Robin Agnew

Pictured: Author Maureen Jennings

The British born, Canadian writer Maureen Jennings is best known for her Inspector Murdoch series set in Victorian-era Toronto (which is also a popular CBC television series by the same name). She’s also written a series set in England during WWII featuring Detective Tom Tyler. With her latest book, Heat Wave, she introduces a new series set in 1936 Toronto and a new main character, a private investigator’s assistant named Charlotte Frayne. Mystery Scene's Robin Agnew caught up with the busy author to discuss the author's new Paradise Cafe Mystery series.

Robin Agnew for Mystery Scene: In your new Paradise Cafe Mystery series, you introduce Charlotte Frayne. After two decades spent inside the heads of male characters, how does it feel to be writing a woman?

Maureen: Really nice. I’m using a first-person narrative and it feels very comfortable.

This book is set in 1936 Toronto, so it's a very different feel from Murdoch's Toronto. How has the city and setting changed from the 1880s to the 1930s?

Oh gosh so much. This actually felt like a contemporary novel. Skirts were shorter, conventions looser. Women certainly had more freedom to pursue an independent life in 1936 (thanks to WWI). Technology had advanced (i.e the telephone and dictaphone were in common use). Lots more cars.

Heat Wave begins at the cusp of WWII. How was this time different in Canada than it was in Europe?

Other than the threat of being invaded, which Europe had to face, the issues were similar.

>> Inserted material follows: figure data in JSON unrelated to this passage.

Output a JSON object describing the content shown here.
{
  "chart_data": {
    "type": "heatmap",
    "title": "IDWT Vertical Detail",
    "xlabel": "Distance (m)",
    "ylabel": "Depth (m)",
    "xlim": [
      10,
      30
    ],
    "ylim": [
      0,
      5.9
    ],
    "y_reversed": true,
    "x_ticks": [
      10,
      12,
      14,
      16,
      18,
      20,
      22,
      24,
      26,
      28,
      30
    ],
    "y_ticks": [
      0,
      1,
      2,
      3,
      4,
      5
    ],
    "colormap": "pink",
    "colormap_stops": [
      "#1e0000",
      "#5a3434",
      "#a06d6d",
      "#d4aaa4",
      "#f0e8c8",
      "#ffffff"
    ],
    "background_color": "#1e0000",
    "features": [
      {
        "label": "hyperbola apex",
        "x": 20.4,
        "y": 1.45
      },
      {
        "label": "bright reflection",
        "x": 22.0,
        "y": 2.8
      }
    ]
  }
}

For example, how far can one allow tyranny to go?

Can you discuss more about what the Paradise Cafe is? It's such a profound idea to have a cafe started by former POWs.

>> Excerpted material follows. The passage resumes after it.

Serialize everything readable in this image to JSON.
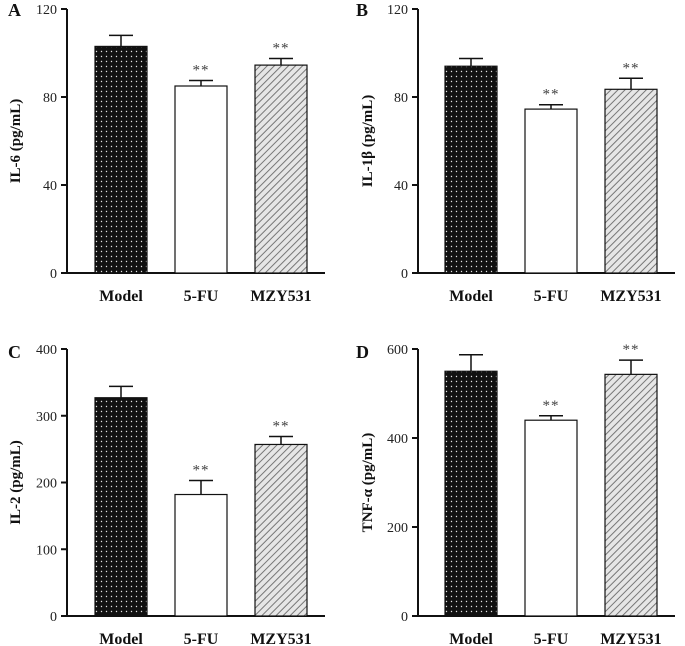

I had read about POWs who were starving, spending many hours talking about food—meals they had loved in the past, recipes they shared. At first, I was surprised. I thought if you were hungry, the last thing you’d want to talk about would be food, but apparently not.

So I followed up on that and had my four main characters decide to get a cafe and run it together. The city and the country at the time were still in the grip of the terrible depression, so they decide to cook meals that are inexpensive, andunlike what they had been forced to eat while they were prisonerswhat they serve is delicious.

When they were POWs reminiscing and sharing the meals they had loved, they would say, …And that was Paradise." So, they named the cafe, The Paradise Cafe. A place where they know your name and all you have say is, "I’ll have the same."

Your Murdoch novels address important social issues, and your new book does as well. What issues were important to you as you wrote this novel?

Inequality and injustice. Prejudice. The vital attempts to make things better, as my men do.

How likely would it have been for a woman to have functioned as a private eye in 1936?

They certainly existed, but would have mainly dealt with domestic situations, which meant really that they had to spy on the putative unfaithful spouse. Divorces were difficult to get unless you could prove adultery. I don’t stray too far from this in this book. Women were always considered to be more emotional than men, and would deal with emotional situations that they could therefore understand.

After twenty years of writing, what still excites you about our work?

There’s always so much to share. I read a lot in the area I’m researching and there’s always something new that I discover. Then I want to tell everybody about it.

Do you have a favorite character from among those you've created?

Difficult to answer this one. I must say, I do like Murdoch. I suppose there’s something of me in him. At least I give him concerns that I consider to be important. I do like his son, Jack, who comes into Let Darkness Bury the Dead and I am proud of Fiona Williams the ventriloquist (also in that book). I’ve always wanted to study ventriloquism. Having an alter ego can be a good way of saying things you might be too polite to say normally.

And finally, what's next for Charlotte Frayne?

I’m looking forward to sending Charlotte on another adventure. This time I’ve become fascinated with the labor struggles of the period when courageous women in the sweatshops tried to rally and go on strike for better conditions. Charlotte will go undercover to suss out what’s happening.

Maureen Jennings, now a Canadian citizen, was born in the UK and emigrated to Canada as a teenager. After a long career as a psychotherapist, she is now writing full time and has published one novella, 13 novels of crime fiction, and one book of non-fiction relating to creativity, as well as four professionally produced plays. She is the author of the Inspector Murdoch novels as well as being a consultant and occasional scriptwriter for the Murdoch television show. She has been nominated for the Anthony, Barry, Bruce Alexander, and Macavity awards, as well as being nominated eight times for Canada's prestigious Arthur Ellis Award for both her novels and her short stories.